Phishing attacks take advantage by posing as a trusted source. Not surprisingly, cybercriminals are using concerns about coronavirus to attack businesses.

Phishing attacks take advantage of people by posing as a trusted source. Not surprisingly, cybercriminals are using concerns about coronavirus to attack businesses. Unfortunately, they’re using fear as bait.

Cybercriminals easily steal passwords. That’s why the number of attacks continues to rise. Most often, a phishing attack will trick you into handing over your username and password. By clicking a link, you may be prompted to enter your login into a fake site. Or it installs a program to log keystrokes, ultimately capturing your login.

Here’s one of the Coronavirus phishing attacks.

We’ve seen these phishing emails in action, and they’re convincing.

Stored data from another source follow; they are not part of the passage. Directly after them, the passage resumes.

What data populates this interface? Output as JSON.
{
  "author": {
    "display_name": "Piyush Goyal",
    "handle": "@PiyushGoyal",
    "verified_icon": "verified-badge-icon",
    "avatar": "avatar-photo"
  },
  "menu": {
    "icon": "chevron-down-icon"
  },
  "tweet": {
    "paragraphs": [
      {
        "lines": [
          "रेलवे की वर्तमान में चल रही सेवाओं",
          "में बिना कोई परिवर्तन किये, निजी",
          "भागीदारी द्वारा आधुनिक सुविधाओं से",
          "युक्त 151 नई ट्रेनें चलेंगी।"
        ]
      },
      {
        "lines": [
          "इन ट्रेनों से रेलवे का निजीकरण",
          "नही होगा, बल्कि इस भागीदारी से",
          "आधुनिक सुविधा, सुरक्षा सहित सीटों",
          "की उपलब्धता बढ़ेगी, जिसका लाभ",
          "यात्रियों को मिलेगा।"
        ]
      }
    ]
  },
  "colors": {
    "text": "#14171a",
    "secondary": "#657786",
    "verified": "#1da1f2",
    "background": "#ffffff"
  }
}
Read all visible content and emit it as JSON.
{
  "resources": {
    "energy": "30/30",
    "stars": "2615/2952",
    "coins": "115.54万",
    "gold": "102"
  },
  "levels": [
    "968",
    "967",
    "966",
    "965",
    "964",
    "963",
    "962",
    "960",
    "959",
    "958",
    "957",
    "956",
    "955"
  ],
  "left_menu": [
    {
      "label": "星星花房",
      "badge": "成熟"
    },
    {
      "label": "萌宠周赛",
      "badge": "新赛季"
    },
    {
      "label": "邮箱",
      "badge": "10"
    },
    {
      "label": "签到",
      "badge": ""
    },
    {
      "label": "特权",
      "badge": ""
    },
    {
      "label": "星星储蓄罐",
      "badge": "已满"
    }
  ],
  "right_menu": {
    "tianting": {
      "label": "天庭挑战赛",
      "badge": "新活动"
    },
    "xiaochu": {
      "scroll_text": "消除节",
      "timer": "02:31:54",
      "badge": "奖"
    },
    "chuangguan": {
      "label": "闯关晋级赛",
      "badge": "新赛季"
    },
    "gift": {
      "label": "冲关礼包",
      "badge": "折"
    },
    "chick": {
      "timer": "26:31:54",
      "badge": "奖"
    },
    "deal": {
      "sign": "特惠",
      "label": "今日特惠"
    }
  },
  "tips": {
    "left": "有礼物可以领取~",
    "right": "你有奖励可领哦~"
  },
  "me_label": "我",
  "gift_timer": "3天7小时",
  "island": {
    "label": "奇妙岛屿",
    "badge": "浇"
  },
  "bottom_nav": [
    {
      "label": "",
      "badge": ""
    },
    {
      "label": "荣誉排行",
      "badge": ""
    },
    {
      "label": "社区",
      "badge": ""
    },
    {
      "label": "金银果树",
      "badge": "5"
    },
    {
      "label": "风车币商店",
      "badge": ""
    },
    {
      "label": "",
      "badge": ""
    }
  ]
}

Image of Coronavirus Phishing Email from the CDC

This one appears to come from the Centers for Disease Control & Prevention (CDC), informs recipients of an increase in the total number of confirmed cases, and provides a link to the CDC website for more details.

How do I know these are phishing attacks?

Pause, pay attention to the details, and look for these signs before you click.

  • the sender’s email address – this one came from cdc-health.org, but the CDC’s real domain is cdc.gov.
  • the URL of the link – when you hover over it, the real address doesn’t match where it claims to send you. The CDC Newsroom is at https://www.cdc.gov/media/archives.html.

Be safe. Don’t click the link. Don’t enter any credentials. Don’t download any attachments. Don’t send any money without proper verification.

If I click on a link and then realize it was a phishing attack, what do I do?

Quickly alert your IT team. In some cases, you can minimize damage by resetting passwords so the hacker can’t get inside your email to send “real” emails from your account. But if clicking that link put malicious code on your machine, you’ll need to take other immediate actions to reduce the risk. Either way, alert your IT team as quickly as possible.

What can I do to stop phishing attacks like these?

No single security tool can prevent phishing attacks – the best cybersecurity plan uses layers of security. For scams like these, you can help protect yourself by:

  • educating your users so they know what to look for and keep security top-of-mind
  • protecting your data using multi-factor authentication, which will stop the bad guys even if they know your password
Employee Education

The number one security risk for businesses isn’t their technology—it’s their end users.

Security Awareness Training trains non-technical employees to spot the signs of a malicious email so they don’t click a link that could ruin everyone’s day. SAT_Meme

Security awareness training also covers topics like password security, safe web browsing, and mobile device security so your employees stay up-to-date and vigilant about protecting their organization. And because cybersecurity threats change all the time, the training modules are updated regularly by expert cybersecurity teams.

One of our Raleigh-based clients saw their phish-prone percentage fall from 51% to 2% after training. As a recruiting firm, their end-users send and receive a LOT of email. The whole organization really got into it. Users still forward suspicious emails to get checked out, staying constantly vigilant.

Multi-factor Authentication

Unless users are aware and vigilant all the time, it only takes one click on a malicious link to let a hacker in your network. With multi-factor authentication, you add a second step to verify a user’s identity. The use of additional authentication information makes it much harder to log in as you.

Here’s how it works: after you enter your password at login, you’ll be asked for a second piece of information, most typically a one-time code generated on-the-spot and sent by SMS to the user’s cell phone.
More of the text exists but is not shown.